In light of the above-referenced FCA exposure, digital asset investors should consider potential taxable events. The most obvious example of a taxable event is cashing out of a digital asset investment. Other potential taxable events are less obvious. For example, crypto-to-crypto trades could be taxable events. Earning cryptocurrency through paychecks, staking or mining are taxable events. Likewise, using cryptocurrency to purchase goods or services would likely be such an event. To retain the ability to accurately report taxable events, investors should keep in mind the purchase date of a digital asset, the purchase price, the sale date, the name and quantity of each digital asset sold, and the market value of the digital asset at the time of sale.

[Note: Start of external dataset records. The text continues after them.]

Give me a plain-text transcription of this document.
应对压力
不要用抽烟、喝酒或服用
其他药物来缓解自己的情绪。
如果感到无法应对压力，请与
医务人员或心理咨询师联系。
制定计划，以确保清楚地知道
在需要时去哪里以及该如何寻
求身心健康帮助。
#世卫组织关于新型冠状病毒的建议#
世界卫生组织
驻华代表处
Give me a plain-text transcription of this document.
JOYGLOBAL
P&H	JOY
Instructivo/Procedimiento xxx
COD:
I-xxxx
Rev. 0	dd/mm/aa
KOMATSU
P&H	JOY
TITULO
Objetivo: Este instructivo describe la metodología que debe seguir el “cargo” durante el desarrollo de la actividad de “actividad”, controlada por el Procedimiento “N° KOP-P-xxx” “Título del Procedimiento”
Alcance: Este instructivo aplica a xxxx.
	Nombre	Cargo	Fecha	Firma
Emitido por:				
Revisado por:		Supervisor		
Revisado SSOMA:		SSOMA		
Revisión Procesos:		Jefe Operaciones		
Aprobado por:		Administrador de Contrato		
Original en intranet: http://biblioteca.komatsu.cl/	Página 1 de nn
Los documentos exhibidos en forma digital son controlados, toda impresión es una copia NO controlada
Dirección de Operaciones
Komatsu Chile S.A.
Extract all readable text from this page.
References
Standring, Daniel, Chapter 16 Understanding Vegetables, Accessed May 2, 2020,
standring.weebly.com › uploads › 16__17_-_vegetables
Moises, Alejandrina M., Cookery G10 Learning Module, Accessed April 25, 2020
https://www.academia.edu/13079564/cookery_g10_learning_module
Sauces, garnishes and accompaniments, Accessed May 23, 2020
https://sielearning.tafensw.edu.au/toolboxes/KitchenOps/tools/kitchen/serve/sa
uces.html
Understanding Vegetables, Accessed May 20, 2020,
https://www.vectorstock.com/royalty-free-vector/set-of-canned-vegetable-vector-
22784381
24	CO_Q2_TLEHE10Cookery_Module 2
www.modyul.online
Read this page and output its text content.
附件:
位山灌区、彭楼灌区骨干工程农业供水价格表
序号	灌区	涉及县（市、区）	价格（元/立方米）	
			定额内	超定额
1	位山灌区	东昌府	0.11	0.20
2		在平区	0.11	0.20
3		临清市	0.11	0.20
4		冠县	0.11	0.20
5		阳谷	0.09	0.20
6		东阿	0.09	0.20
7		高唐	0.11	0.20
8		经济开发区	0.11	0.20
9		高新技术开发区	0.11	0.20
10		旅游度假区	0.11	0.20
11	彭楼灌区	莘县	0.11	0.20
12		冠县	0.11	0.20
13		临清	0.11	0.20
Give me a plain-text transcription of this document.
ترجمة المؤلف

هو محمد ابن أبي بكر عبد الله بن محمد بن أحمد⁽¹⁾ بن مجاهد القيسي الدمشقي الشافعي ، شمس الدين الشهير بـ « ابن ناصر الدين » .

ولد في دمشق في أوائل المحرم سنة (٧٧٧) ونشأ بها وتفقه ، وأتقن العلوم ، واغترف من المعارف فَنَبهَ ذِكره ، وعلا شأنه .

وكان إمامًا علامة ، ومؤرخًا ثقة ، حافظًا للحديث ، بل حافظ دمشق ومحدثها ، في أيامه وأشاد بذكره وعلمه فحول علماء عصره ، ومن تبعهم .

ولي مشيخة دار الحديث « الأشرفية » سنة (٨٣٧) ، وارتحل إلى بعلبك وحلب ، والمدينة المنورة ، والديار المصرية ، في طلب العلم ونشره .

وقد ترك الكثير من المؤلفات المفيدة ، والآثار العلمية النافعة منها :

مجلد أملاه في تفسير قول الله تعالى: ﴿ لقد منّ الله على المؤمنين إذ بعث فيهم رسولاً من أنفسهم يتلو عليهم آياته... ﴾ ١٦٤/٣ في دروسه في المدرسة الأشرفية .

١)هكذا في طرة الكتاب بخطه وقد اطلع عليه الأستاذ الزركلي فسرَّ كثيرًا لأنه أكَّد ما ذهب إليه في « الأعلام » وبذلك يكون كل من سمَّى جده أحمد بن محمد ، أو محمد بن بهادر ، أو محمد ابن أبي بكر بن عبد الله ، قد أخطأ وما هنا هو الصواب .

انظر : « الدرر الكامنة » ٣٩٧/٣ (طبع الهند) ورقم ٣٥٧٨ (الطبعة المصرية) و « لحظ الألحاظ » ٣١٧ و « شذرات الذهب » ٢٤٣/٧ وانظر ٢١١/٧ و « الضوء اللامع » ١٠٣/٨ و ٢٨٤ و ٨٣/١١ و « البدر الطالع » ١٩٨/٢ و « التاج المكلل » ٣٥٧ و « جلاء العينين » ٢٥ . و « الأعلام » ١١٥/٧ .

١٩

Federal policy makers have also begun to focus on digital assets. The Infrastructure Investment and Jobs Act of 2021 (P.L. 117-58) included a provision to require brokers to report, for federal tax purposes, the transfer of digital assets to non-brokerage accounts. In addition, the White House recently included in its Fiscal Year 2023 budget several proposals related to digital assets. The proposals would:
- clarify that certain loans of securities involving digital assets would be tax-free;
- provide for information reporting for digital assets held in the United States by foreign persons and foreign passive entities;
- require U.S. taxpayers to disclose foreign accounts that hold digital assets in excess of $50,000; and
- modify the mark-to-market rules to allow a trader or dealer to elect to mark-to-market actively traded digital assets.
While none of the proposals have been enacted, Washington, D.C., is increasingly interested in identifying taxpayers with digital assets and ensuring that there is no tax avoidance.